Rombeau había retenido a los prisioneros abajo. Llamé a Mentón y le dije que llevara a Ojeda a proa y que se quedara allí.
—No le pegues a menos que te dé problemas —le dije—. No le hables y no dejes que hable con nadie.
Rombeau se rió entre dientes cuando se habían ido.
—No pueden conspirar, capitán. Mentón no sabe español y el otro no sabe francés.
—¿Ojeda no sabe o finge no saber? —pregunté.
Rombeau no supo qué contestar, así que cambió de tema.
—Hay una mujer a bordo del Castillo Blanco. ¿Se lo dijo? No lo entendí todo.
—Dijo estaban que el dueño y su mujer, pero de la forma en la que lo dijo me pareció entender que la mujer estaba en la bodega.
—Otra mujer. A lo mejor un hombre también.
—¿No has podido encontrarlos?
Rombeau negó con la cabeza.
—Todavía no.
—Sólo una mujer, Crisóforo. Ningún hombre —dijo Novia.
—Sería muy difícil esconderse en un barco —les dije—, y ese no es tan grande como este.
—Aun así, ella está ahí —insistió Rombeau.
Naturalmente los interrogué, y este es el resumen: había dos bonitos camarotes en el Castillo Blanco, y Ojeda no había vivido en ninguno de ellos. Uno había sido para el dueño y su mujer. Una mujer había estado viviendo en el otro. Había ropa esparcida por allí, las joyas no estaban en el joyero, y así. Los polvos y el colorete estaban abiertos. Había equipaje de hombre también, pero todo eso se había guardado.
Pregunté a Novia por qué había dicho que sólo había una mujer.

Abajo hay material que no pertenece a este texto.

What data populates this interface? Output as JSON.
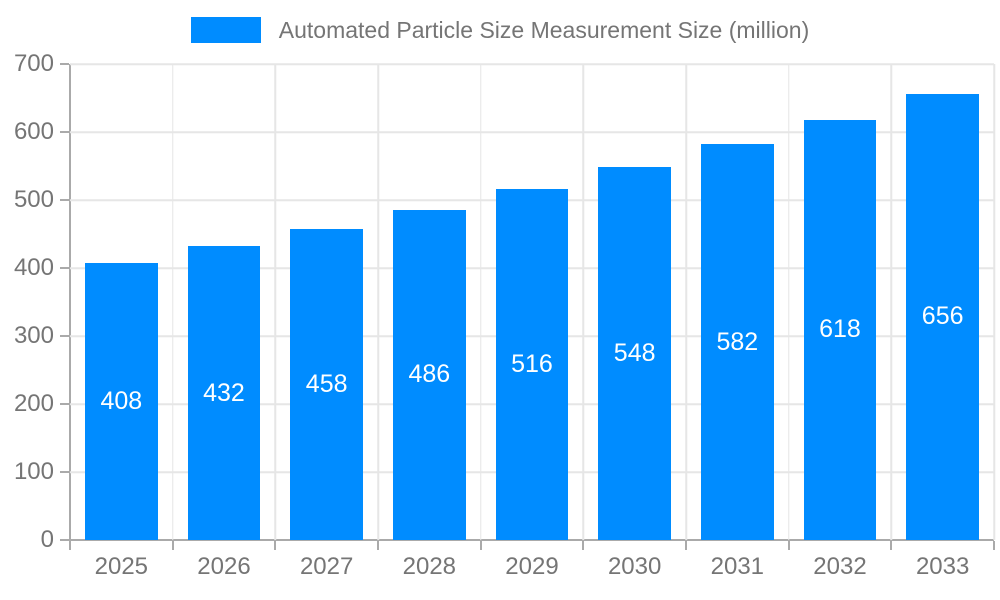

—Porque el capitán la protege. Te mentirá. Te dirá que no hay ninguna mujer. Es muy peligroso para él, amor mío, y lo sabe. Pero lo hará, porque ella no tiene protector. Tú no eres español, ni Rombeau, por eso no entiendes. Yo soy española y lo entiendo. Hay una mujer, sola, escondida en este barco. O eso piensa él.